A review of PISA 2000 testing: Startling evidence for the power of reading (and of course libraries)
Brozo, W., Shiel, G. and Topping, K. 2007. Engagement in reading: Lessons learned from three PISA countries. Journal of Adolescent and Adult Literacy 51 (4): 304-315.
The PISA is a reading test given to 15 year olds in 31 countries, in the language of the country. The mean score is 500. Finland was number one, at 546. USA was 504, in the middle.
Here is the finding of greatest importance to us, in my opinion: Reading engagement can help overcome the effects of poverty. “Engagement in reading” was a stronger predictor of reading performance than SES (socio-economic status, or poverty). The data is in: Kirsh, I., de Jong, J., Lafontaine, D., McQueen, J., Mendelovitz, J and Monseur, C. 2002. Reading for Change: Performance and Engagement across Countries.

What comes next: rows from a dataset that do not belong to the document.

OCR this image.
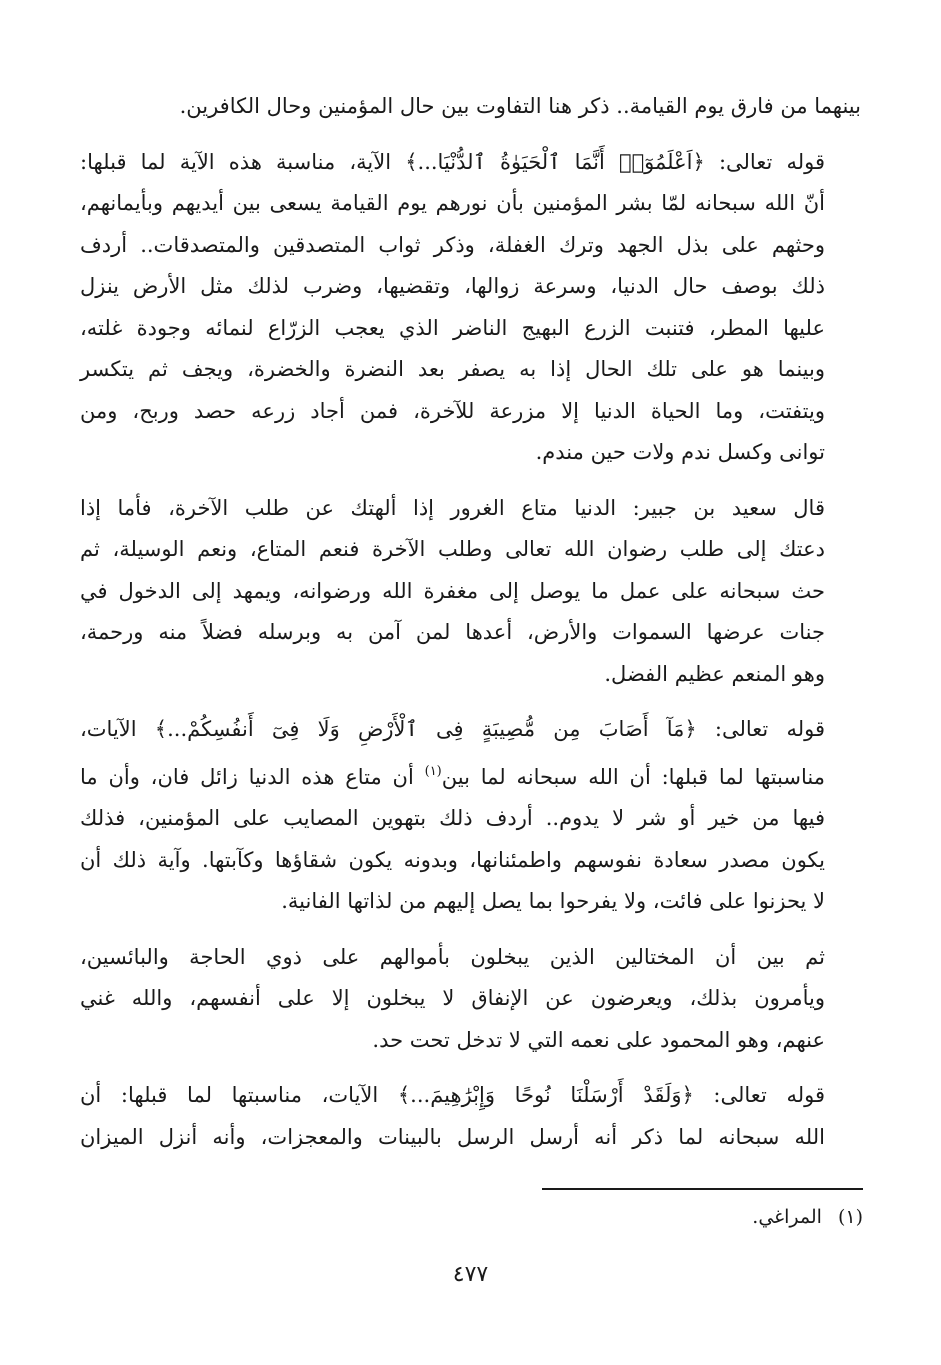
بينهما من فارق يوم القيامة.. ذكر هنا التفاوت بين حال المؤمنين وحال الكافرين.

قوله تعالى: ﴿اَعْلَمُوٓا۟ أَنَّمَا ٱلْحَيَوٰةُ ٱلدُّنْيَا...﴾ الآية، مناسبة هذه الآية لما قبلها:
أنّ الله سبحانه لمّا بشر المؤمنين بأن نورهم يوم القيامة يسعى بين أيديهم وبأيمانهم،
وحثهم على بذل الجهد وترك الغفلة، وذكر ثواب المتصدقين والمتصدقات.. أردف
ذلك بوصف حال الدنيا، وسرعة زوالها، وتقضيها، وضرب لذلك مثل الأرض ينزل
عليها المطر، فتنبت الزرع البهيج الناضر الذي يعجب الزرّاع لنمائه وجودة غلته،
وبينما هو على تلك الحال إذا به يصفر بعد النضرة والخضرة، ويجف ثم يتكسر
ويتفتت، وما الحياة الدنيا إلا مزرعة للآخرة، فمن أجاد زرعه حصد وربح، ومن
توانى وكسل ندم ولات حين مندم.

قال سعيد بن جبير: الدنيا متاع الغرور إذا ألهتك عن طلب الآخرة، فأما إذا
دعتك إلى طلب رضوان الله تعالى وطلب الآخرة فنعم المتاع، ونعم الوسيلة، ثم
حث سبحانه على عمل ما يوصل إلى مغفرة الله ورضوانه، ويمهد إلى الدخول في
جنات عرضها السموات والأرض، أعدها لمن آمن به وبرسله فضلاً منه ورحمة،
وهو المنعم عظيم الفضل.

قوله تعالى: ﴿مَآ أَصَابَ مِن مُّصِيبَةٍ فِى ٱلْأَرْضِ وَلَا فِىٓ أَنفُسِكُمْ...﴾ الآيات،
مناسبتها لما قبلها: أن الله سبحانه لما بين$^{(١)}$ أن متاع هذه الدنيا زائل فان، وأن ما
فيها من خير أو شر لا يدوم.. أردف ذلك بتهوين المصايب على المؤمنين، فذلك
يكون مصدر سعادة نفوسهم واطمئنانها، وبدونه يكون شقاؤها وكآبتها. وآية ذلك أن
لا يحزنوا على فائت، ولا يفرحوا بما يصل إليهم من لذاتها الفانية.

ثم بين أن المختالين الذين يبخلون بأموالهم على ذوي الحاجة والبائسين،
ويأمرون بذلك، ويعرضون عن الإنفاق لا يبخلون إلا على أنفسهم، والله غني
عنهم، وهو المحمود على نعمه التي لا تدخل تحت حد.

قوله تعالى: ﴿وَلَقَدْ أَرْسَلْنَا نُوحًا وَإِبْرَٰهِيمَ...﴾ الآيات، مناسبتها لما قبلها: أن
الله سبحانه لما ذكر أنه أرسل الرسل بالبينات والمعجزات، وأنه أنزل الميزان

(١)المراغي.
٤٧٧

Results from PISA 2000. Paris: Organization for Economic Co-operation and Development on pages 119 and 120. Here is an example –
SES defined here as parents’ occupational status.

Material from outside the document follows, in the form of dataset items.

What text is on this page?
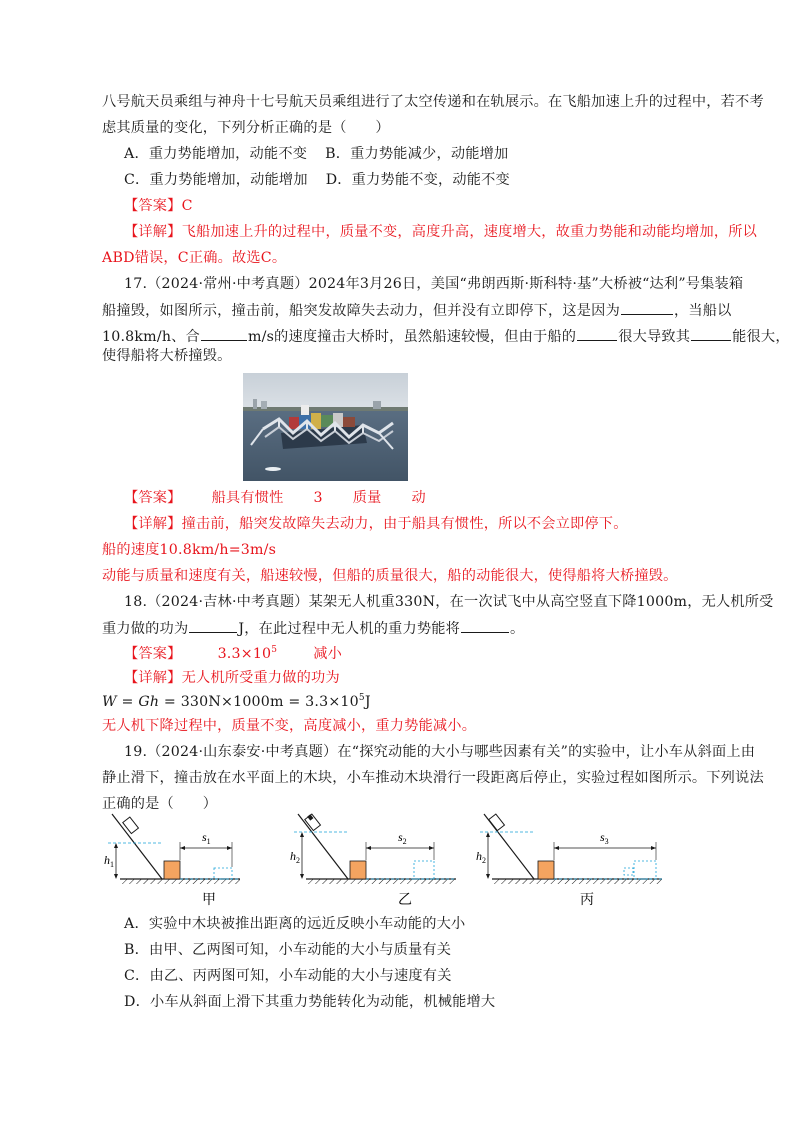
八号航天员乘组与神舟十七号航天员乘组进行了太空传递和在轨展示。在飞船加速上升的过程中，若不考
虑其质量的变化，下列分析正确的是（　　）
A．重力势能增加，动能不变 B．重力势能减少，动能增加
C．重力势能增加，动能增加 D．重力势能不变，动能不变
【答案】C
【详解】飞船加速上升的过程中，质量不变，高度升高，速度增大，故重力势能和动能均增加，所以
ABD错误，C正确。故选C。
17.（2024·常州·中考真题）2024年3月26日，美国“弗朗西斯·斯科特·基”大桥被“达利”号集装箱
船撞毁，如图所示，撞击前，船突发故障失去动力，但并没有立即停下，这是因为	，当船以
10.8km/h、合	m/s的速度撞击大桥时，虽然船速较慢，但由于船的	很大导致其	能很大，
使得船将大桥撞毁。
【答案】 船具有惯性 3 质量 动
【详解】撞击前，船突发故障失去动力，由于船具有惯性，所以不会立即停下。
船的速度10.8km/h=3m/s
动能与质量和速度有关，船速较慢，但船的质量很大，船的动能很大，使得船将大桥撞毁。
18.（2024·吉林·中考真题）某架无人机重330N，在一次试飞中从高空竖直下降1000m，无人机所受
重力做的功为	J，在此过程中无人机的重力势能将	。
【答案】	$3.3\times 10^5$	减小
【详解】无人机所受重力做的功为
$W = Gh = 330N\times 1000m = 3.3\times 10^5J$
无人机下降过程中，质量不变，高度减小，重力势能减小。
19.（2024·山东泰安·中考真题）在“探究动能的大小与哪些因素有关”的实验中，让小车从斜面上由
静止滑下，撞击放在水平面上的木块，小车推动木块滑行一段距离后停止，实验过程如图所示。下列说法
正确的是（　　）
$h_1$
$s_1$
甲
$h_2$
$s_2$
乙
$h_2$
$s_3$
丙
A．实验中木块被推出距离的远近反映小车动能的大小
B．由甲、乙两图可知，小车动能的大小与质量有关
C．由乙、丙两图可知，小车动能的大小与速度有关
D．小车从斜面上滑下其重力势能转化为动能，机械能增大
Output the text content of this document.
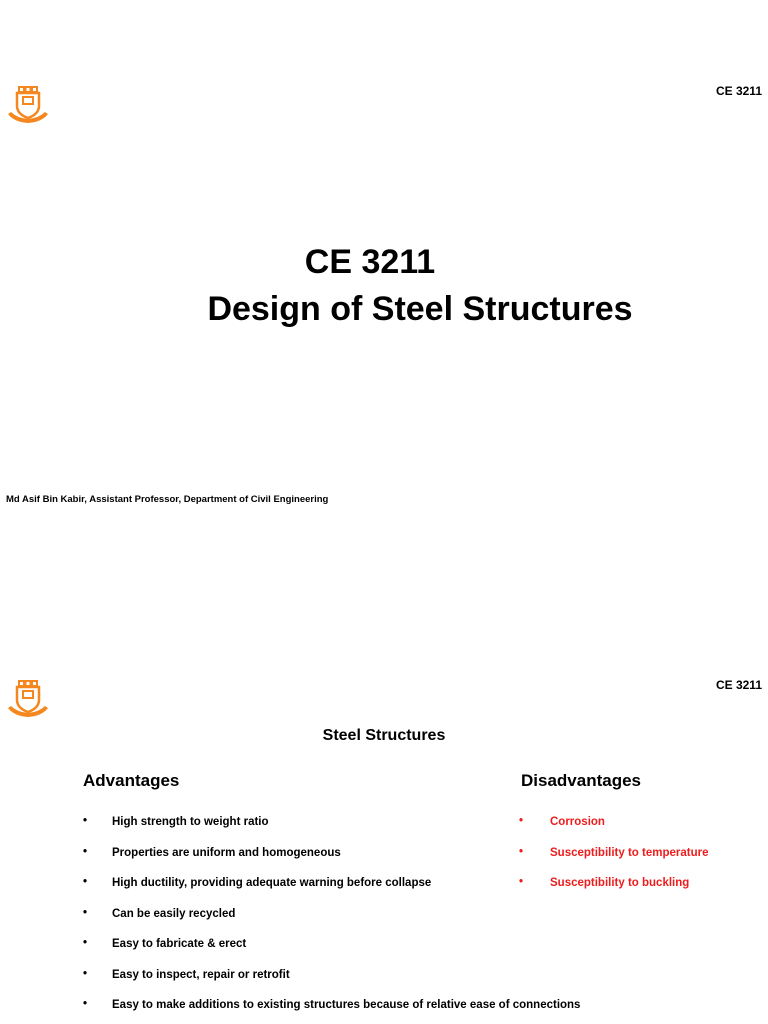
CE 3211
CE 3211
Design of Steel Structures
Md Asif Bin Kabir, Assistant Professor, Department of Civil Engineering
CE 3211
Steel Structures
Advantages	Disadvantages
• High strength to weight ratio
• Properties are uniform and homogeneous
• High ductility, providing adequate warning before collapse
• Can be easily recycled
• Easy to fabricate & erect
• Easy to inspect, repair or retrofit
• Easy to make additions to existing structures because of relative ease of connections
• Corrosion
• Susceptibility to temperature
• Susceptibility to buckling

Low SES group with the highest reading engagement scored 540. High SES group with the lowest reading engagement scored 491. The low SES readers did better than the high SES non-readers.
Kirsch et al also report that:
All students who were “highly engaged” in reading did better than the international mean. All students not highly engaged did worse than the international mean.
The Brozo, Shiel and Topping paper gives specific details about the US, Ireland, and the UK. They conclude that “there needs to be an increase in time allocated to personalized reading” (p. 311), especially for those in poverty. There is only one (very brief) mention of the importance of school libraries (p. 314).